Llegar a Matamoros es una odisea. Instrucciones: no salir del hotel a no ser que sea necesario, esperar a un local que te acompañe; visitar ciertas zonas es una trampa mortal, comprar te vuelve un blanco. Presumir te cuesta la vida. La balacera se desata, el infierno; por las televisoras estadounidenses que ves desde el hotel te enteras que atraparon a un jefe mafioso en Ciudad de México, y sus sicarios retan al gobierno en esta ciudad. Son amos y, de pronto, toda, toda la ciudad es un fantasma. Nadie sale, salvo a que te dediques a algún negocio vinculado al narco.

 

Saliendo en la mañana observas camiones, autos, autobuses quemados. La carretera es más solitaria. Retén y el miedo. Irse con precaución, nos dice el marino, embozado en un traje blindado, arma de alto poder y cubierto el rostro. No andar en carretera después de las 6:00 de la tarde, la recomendación y sentencia. Otra vez la zozobra, la angustia, mientras que los kilómetros no parecen avanzar en las interminables rectas que son las carreteras de aquella parte del país. Nos detienen en la caseta de cobro, esta vez un soldado. “No avanzar”, nos piden. Seguimos con la angustia, pasan las horas, y la hora cero se acerca, decidimos no avanzar.

 

El convoy de camiones, autos y autobuses es largo. Llegan patrullas, Hummer, blindadas. Avanzamos conforme nos instruyen, parecemos una caravana de cascos azules en zona de guerra. Más patrullas, más marinos ahora. Llegamos a Tampico, y cruzar la frontera de Tamaulipas con Veracruz no nos asegura nada. Hasta ahí nos separamos. Invocaciones religiosas de por medio.

 

Seguimos el Golfo, la intención es avanzar. Dormitar y medio despertar hasta llegar a Coatzacoalcos y saber que también ahí nada es seguro.
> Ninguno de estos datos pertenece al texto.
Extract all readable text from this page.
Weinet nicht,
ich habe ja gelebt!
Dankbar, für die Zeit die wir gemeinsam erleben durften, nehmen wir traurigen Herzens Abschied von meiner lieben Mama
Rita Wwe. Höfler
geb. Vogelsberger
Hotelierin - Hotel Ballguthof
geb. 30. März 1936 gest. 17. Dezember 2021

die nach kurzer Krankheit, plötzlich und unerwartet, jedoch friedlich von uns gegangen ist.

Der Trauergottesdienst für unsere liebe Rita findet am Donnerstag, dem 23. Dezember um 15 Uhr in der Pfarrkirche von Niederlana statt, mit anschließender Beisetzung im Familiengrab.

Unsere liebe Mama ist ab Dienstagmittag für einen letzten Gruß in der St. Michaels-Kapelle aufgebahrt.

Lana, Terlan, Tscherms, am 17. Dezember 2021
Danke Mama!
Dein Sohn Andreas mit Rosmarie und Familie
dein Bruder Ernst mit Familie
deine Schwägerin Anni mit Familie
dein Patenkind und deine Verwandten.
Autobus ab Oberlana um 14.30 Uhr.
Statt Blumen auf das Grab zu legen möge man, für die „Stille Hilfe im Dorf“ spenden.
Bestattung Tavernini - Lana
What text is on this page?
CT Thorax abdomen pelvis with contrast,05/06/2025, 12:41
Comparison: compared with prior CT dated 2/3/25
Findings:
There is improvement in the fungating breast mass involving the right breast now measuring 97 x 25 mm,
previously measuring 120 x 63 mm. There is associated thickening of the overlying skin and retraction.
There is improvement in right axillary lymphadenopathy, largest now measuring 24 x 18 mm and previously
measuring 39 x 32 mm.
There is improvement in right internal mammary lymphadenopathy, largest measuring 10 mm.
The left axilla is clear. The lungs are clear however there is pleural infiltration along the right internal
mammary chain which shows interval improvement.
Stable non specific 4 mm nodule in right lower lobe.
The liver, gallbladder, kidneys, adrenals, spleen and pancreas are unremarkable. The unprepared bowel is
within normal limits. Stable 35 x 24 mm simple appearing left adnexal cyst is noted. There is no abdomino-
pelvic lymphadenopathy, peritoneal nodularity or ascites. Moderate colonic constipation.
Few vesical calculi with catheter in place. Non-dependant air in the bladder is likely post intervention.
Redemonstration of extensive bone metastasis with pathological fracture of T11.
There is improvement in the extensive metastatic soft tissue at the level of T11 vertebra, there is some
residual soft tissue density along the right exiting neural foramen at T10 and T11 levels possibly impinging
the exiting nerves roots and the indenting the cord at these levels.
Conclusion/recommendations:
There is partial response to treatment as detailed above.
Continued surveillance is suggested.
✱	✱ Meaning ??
La ruta para Juchitán es larga aún, los cambios en los conductores se suceden, la falta de sueño ya se nota en los que no manejamos. Medio descansan nuestras angustias mientras cruzamos la línea imaginaria que separa Veracruz de Oaxaca. Respiramos ante la falsa sensación de seguridad.

 

Llegamos a La Ventosa, un bloqueo. Escuchamos despotricar a un veracruzano contra la falta de seguridad en Oaxaca; nos reímos y nuestros rostros, cómplices, se dicen: “O este no sabe lo que dice o la percepción del infierno ajeno es mayor al propio”.

 

Paso por dos paisajes terribles. Cerros destruidos a causa del nuevo trazado de la carretera, plástico adherido a los mezquites. El progreso, le llaman. Un enjambre de generadores eólicos nos acompaña hasta Juchitán. Hacemos una pausa mientras escucho en la terminal de autobuses: ¡a Ixhuatán!

 

Me pregunto: ¿y si para allá vamos? Lenta pero inexorablemente a la desgracia que hoy es Tamaulipas. Hablo con un ixhuateco esa noche, le cuento y me dice: “Ya falta poco para eso, hermano”. Le digo que eso es una miseria, y con un dejo de derrota me afirma: “¡Qué le vamos hacer!”. Pues me niego a creer que Ixhuatán vaya para allá. Me niego a que eso pase.